Langsam kehrten die Gedanken in den stumpf handelnden, von wem auch immer geschüttelten und geleiteten Körper zurück. Als die zittrigen Finger die Zündholzschachtel öffneten, war da schon wieder eine Angst um das Fünkchen Leben, das noch einmal aufgeglimmt war. Der erste Versuch gelang. Das Gras lohte gewaltig auf. Noch bevor sich die Flamme beruhigt hatte, knisterte das morsche Holz. Im Licht des Feuers und durch den schnellen Erfolg belebt, erweiterte ich meinen Wirkungskreis. Zwischen den gebrochenen Schollen am Flussufer stakte bleiches Treibholz, das leicht zu brechen und herbeizuschaffen war. Hinter einem windgeschützten Hang entdeckte ich eine riesige Wollgraswiese, aus der ich die Bodendecke meines Nachtlagers zusammentrug, das ich mit einem krummen wie dicken Ast vom Feuer trennte.

Ich legte mich ins warme Nest und zog den Korbschild soweit darüber, wie es das sicher brennende Feuer zuließ. War das von mir geschaffene Lager auch kaum der Rede wert, ich wurde von einer tiefen Zufriedenheit beseelt. Wenn kein Schneesturm alle Mühe zunichtemachte, würde ich die Nacht nicht erfrieren. Angesichts des brennenden Feuers erhielten die Strapazen des Tages ihren Sinn.
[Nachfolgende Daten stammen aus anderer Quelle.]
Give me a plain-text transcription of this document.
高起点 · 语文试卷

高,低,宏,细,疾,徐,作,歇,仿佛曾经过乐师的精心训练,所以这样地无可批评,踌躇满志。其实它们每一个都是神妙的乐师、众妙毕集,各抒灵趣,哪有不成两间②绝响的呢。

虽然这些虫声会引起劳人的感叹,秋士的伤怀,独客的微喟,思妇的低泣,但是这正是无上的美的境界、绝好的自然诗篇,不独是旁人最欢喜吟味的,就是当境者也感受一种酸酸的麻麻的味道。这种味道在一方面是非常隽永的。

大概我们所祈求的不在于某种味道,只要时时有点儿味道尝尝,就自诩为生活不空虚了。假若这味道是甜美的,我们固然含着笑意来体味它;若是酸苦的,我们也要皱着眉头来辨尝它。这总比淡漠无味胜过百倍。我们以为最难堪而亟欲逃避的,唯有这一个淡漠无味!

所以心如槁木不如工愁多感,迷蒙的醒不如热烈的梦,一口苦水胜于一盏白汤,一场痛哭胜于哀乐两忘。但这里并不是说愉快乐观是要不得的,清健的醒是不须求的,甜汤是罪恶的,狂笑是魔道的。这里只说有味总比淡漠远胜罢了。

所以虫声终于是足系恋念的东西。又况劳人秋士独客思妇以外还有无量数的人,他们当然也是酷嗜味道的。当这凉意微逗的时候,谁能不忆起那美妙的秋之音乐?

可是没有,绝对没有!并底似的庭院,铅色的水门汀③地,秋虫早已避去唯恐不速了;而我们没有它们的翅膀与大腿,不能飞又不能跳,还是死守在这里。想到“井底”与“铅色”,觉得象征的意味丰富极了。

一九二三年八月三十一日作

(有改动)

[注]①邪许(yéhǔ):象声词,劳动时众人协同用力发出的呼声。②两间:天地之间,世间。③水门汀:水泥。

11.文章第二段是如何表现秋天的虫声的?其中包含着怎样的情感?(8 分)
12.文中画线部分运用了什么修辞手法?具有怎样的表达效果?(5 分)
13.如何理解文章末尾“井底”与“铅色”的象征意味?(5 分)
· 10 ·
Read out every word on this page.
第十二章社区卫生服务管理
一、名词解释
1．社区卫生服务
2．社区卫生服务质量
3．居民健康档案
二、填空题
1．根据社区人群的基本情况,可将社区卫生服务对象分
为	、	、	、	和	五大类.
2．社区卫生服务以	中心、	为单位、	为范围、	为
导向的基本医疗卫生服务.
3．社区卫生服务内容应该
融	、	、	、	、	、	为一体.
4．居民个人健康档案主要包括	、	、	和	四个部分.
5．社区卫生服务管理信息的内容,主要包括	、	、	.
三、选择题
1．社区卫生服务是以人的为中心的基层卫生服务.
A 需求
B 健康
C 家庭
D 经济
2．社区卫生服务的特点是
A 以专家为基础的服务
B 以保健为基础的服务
Hatte ich mich vielleicht auch keinen Meter der verlorenen Station genähert, so war ich doch aus einem ganz und gar lebensfeindlichen Raum in eine Gegend gezogen, in der es eine, wenn auch nicht sehr viel größere Aussicht gab, zu überleben.

Bald war die Glut stark genug, dass ich es wagen konnte, dicke, lange Äste darüberzulegen, die ich in der Nacht dann nur nachzuschieben hatte. Außerdem rollte ich einen großen Bruchstubben ins Feuer, der mir die Glut auch dann erhalten würde, wenn ich zu lange schlafen sollte.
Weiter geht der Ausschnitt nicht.